Silvester 1918/19: Gründung der KPD – Die Machtergreifung noch nicht auf der Tagesordnung

So beriefen die Spartakisten für den 31. Dezember 1918 den Gründungsparteitag der Kommunistischen Partei Deutschlands (KPD) ein, denn es wurde immer dringlicher, eine zentralisierte revolutionäre Partei zu schaffen. Auf dem Gründungsparteitag zeigte sich offenkundig, dass viele der Spartakisten zwar programmatisch am klarsten waren, dass die Revolution noch weitergehen müsse, dass leider aber auch viele Hitzköpfe unter ihnen waren, die falsche, nämlich putschistische Vorstellungen von der Machtergreifung hatten, wie Müller schildert. Auch Rosa Luxemburg entging dies nicht. Unendlich erschöpft, aber mit großer Willenskraft hielt sie folgende Rede: „Wir dürfen nicht die Illusion der ersten Phase der Revolution, der des 9. November, weiter pflegen und wiederholen, als sei es überhaupt für den Verlauf der sozialistischen Revolution genügend, die kapitalistische Regierung zu stürzen und durch eine andere zu ersetzen. Nur dadurch kann man den Sieg der proletarischen Revolution herbeiführen, dass man umgekehrt anfängt, die Regierung Ebert-Scheidemann zu unterminieren durch einen sozialen revolutionären Massenkampf des Proletariats auf Schritt und Tritt (…) Die Geschichte macht es uns nicht so bequem, wie es in den bürgerlichen Revolutionen war, dass es genügte, im Zentrum die offizielle Gewalt zu stürzen (…) [Wir brauchen den] Massencharakter unserer Revolution. (…) Ich glaube, es ist gesund für uns, wenn wir uns mit voller Klarheit alle Schwierigkeiten und Komplikationen dieser Revolution von Augen führen (…) wen kümmert das, wenn nur unser Leben ausreicht, es dahin zu bringen.“ (Fröhlich, 354-355)

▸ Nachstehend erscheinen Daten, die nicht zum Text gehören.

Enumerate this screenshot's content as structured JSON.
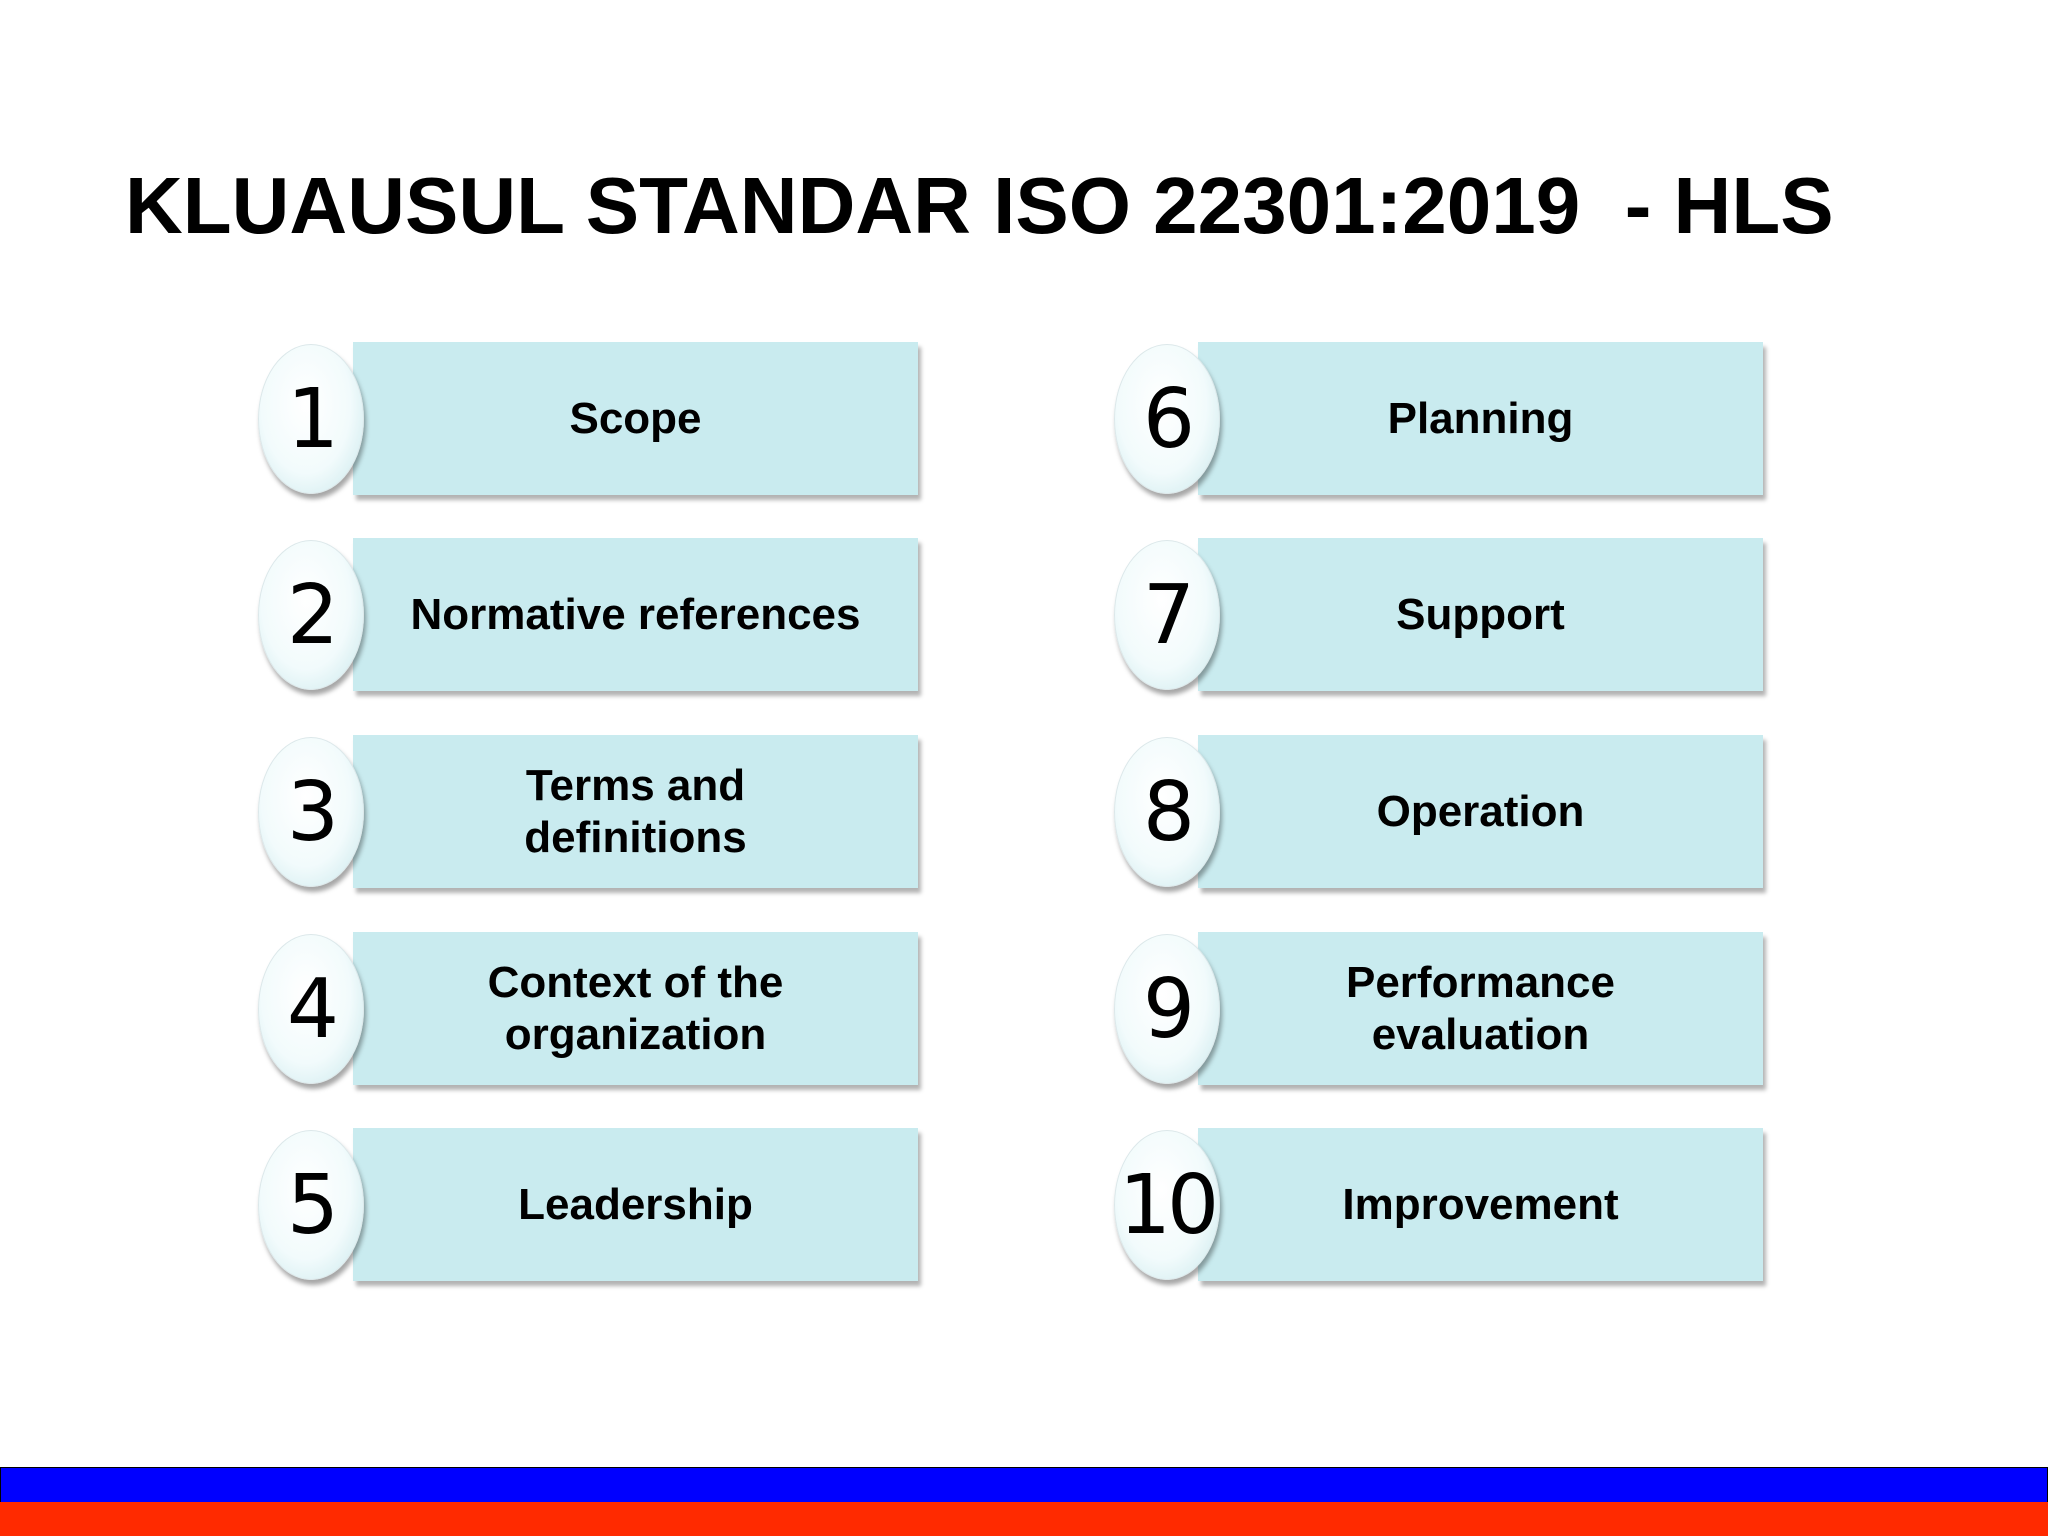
{
  "title": "KLUAUSUL STANDAR ISO 22301:2019  - HLS",
  "clauses": [
    {
      "number": "1",
      "label": "Scope"
    },
    {
      "number": "2",
      "label": "Normative references"
    },
    {
      "number": "3",
      "label": "Terms and definitions"
    },
    {
      "number": "4",
      "label": "Context of the organization"
    },
    {
      "number": "5",
      "label": "Leadership"
    },
    {
      "number": "6",
      "label": "Planning"
    },
    {
      "number": "7",
      "label": "Support"
    },
    {
      "number": "8",
      "label": "Operation"
    },
    {
      "number": "9",
      "label": "Performance evaluation"
    },
    {
      "number": "10",
      "label": "Improvement"
    }
  ]
}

Luxemburg warnte also vor vorschnellen Aktionen, um die Macht in Berlin zu ergreifen. Nun beginne die zweite Phase der Revolution, in der sich nicht nur in Berlin, sondern im ganzen Reich gewaltige Kämpfe entwickelten. Die Machtergreifung könne daher auch erst der Schlussakt der Revolution sein. Und in der Tat begannen sich die Provinzen in ersten ökonomisch motivierten Streiks zu erheben, die bereits ihren potenziellen revolutionären Charakter erkennen ließen, wie im Rheinland, in Bremen, Hamburg, München, Thüringen und Oberschlesien u.v.m. Durch die Bewegung in den Provinzen aufgerüttelt, suchte die Gegenrevolution die Entscheidung, bevor es zu spät war und die Revolution im Lande siegte.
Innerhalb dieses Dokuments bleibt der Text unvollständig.